Kyrgyzstan 2010: Conflict and Context

Silk Road Paper July, 2016, pp. 146

Kyrgyzstan gained independence at the end of 1991 and immediately embarked on an ambitious program of economic reform. This was underpinned by a commitment to democratic ideals and the emergence of a thriving civil society. The international community was impressed and regarded Kyrgyzstan as an exemplary model for regional development. There were many Kyrgyz, especially among the educated, urban sector of the population, who shared this positive view. Consequently, it came as a shock when, in 2010, the country was engulfed by a terrible series of violent clashes. It was tempting to seek “instant” culprits and readily comprehensible “causes.” The easiest solution was to present the conflict as an internecine struggle between rival ethnic communities. However, as those with long first-hand experience of the region pointed out, this explanation was too simplistic.

Some commentators suggested that a “third force” was responsible for the violence, variously identified as supporters of ex-President Bakiev, Islamist groups, criminal gangs, foreign powers – or a combination of these elements. Such allegations may indeed have contained a grain of truth, but they were at best only partial explanations.

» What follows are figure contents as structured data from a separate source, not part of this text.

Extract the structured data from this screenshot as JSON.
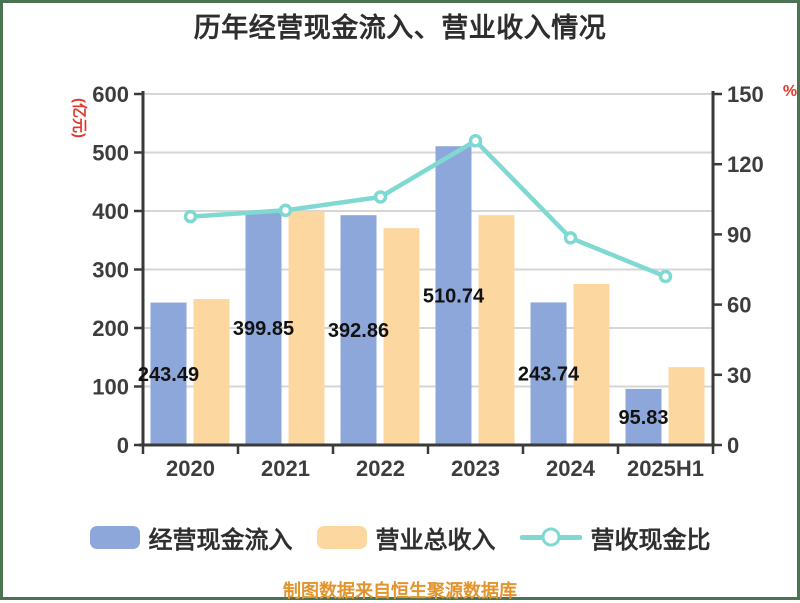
{
  "page": {
    "background": "#ffffff",
    "border_color": "#4a7352"
  },
  "title": "历年经营现金流入、营业收入情况",
  "footer": "制图数据来自恒生聚源数据库",
  "legend": {
    "cash_inflow_label": "经营现金流入",
    "revenue_label": "营业总收入",
    "ratio_label": "营收现金比"
  },
  "colors": {
    "cash_inflow_bar": "#8ea7da",
    "revenue_bar": "#fcd8a0",
    "ratio_line": "#7fd8d2",
    "marker_fill": "#ffffff",
    "grid": "#d6d6d6",
    "axis": "#3a3a3a",
    "tick_text": "#3d3d3d",
    "bar_label_text": "#121212",
    "unit_text": "#e2382c",
    "footer_text": "#e2952e",
    "title_text": "#2e2e2e"
  },
  "chart_data": {
    "type": "bar",
    "subtype": "dual-axis bar+line combo",
    "title": "历年经营现金流入、营业收入情况",
    "categories": [
      "2020",
      "2021",
      "2022",
      "2023",
      "2024",
      "2025H1"
    ],
    "series": [
      {
        "name": "经营现金流入",
        "type": "bar",
        "axis": "left",
        "color": "#8ea7da",
        "values": [
          243.49,
          399.85,
          392.86,
          510.74,
          243.74,
          95.83
        ],
        "labels": [
          "243.49",
          "399.85",
          "392.86",
          "510.74",
          "243.74",
          "95.83"
        ]
      },
      {
        "name": "营业总收入",
        "type": "bar",
        "axis": "left",
        "color": "#fcd8a0",
        "values": [
          249.5,
          398.7,
          370.6,
          392.9,
          275.4,
          133.1
        ],
        "note": "estimated from bar heights, no data labels shown"
      },
      {
        "name": "营收现金比",
        "type": "line",
        "axis": "right",
        "color": "#7fd8d2",
        "values": [
          97.6,
          100.3,
          106.0,
          130.0,
          88.5,
          72.0
        ],
        "note": "estimated from marker positions, no data labels shown"
      }
    ],
    "left_axis": {
      "unit": "(亿元)",
      "min": 0,
      "max": 600,
      "step": 100,
      "tick_labels": [
        "0",
        "100",
        "200",
        "300",
        "400",
        "500",
        "600"
      ]
    },
    "right_axis": {
      "unit": "%",
      "min": 0,
      "max": 150,
      "step": 30,
      "tick_labels": [
        "0",
        "30",
        "60",
        "90",
        "120",
        "150"
      ]
    },
    "grid": true,
    "legend_position": "bottom"
  }
}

Looking back at the country’s recent history, it is clear that the conflict took place against a background of social tension, disaffection and increasingly anarchic tendencies; external factors, especially the rivalry between the United States and Russia, did not help matters. This paper argues that the events of 2010 ought not to be examined in isolation but should be set within the systemic and structural “anatomy” of Kyrgyzstan, as well as the wider geopolitical environment. In retrospect, was the 2010 conflict a turning point that allowed the country to make a fresh start – to address inherent problems? Or was it just another episode in a series of upheavals that shocked society, but failed to bring about real change? There are still no definitive answers to these questions. Nevertheless, it is worth revisiting the events of that year to try to identify key developments. Firstly, what were the “conflictogenic factors” that created the preconditions for violence? Secondly, what happened – what was the sequence of events, the role of the protagonists and the damage that resulted? Thirdly, what are the post-conflict trends within Kyrgyzstan, and how has it responded to the changing geopolitical environment – especially the growing influence of China and other Asian states? Finally, through the prism of the conflict, it is important to try to understand the challenges that Kyrgyzstan faces today.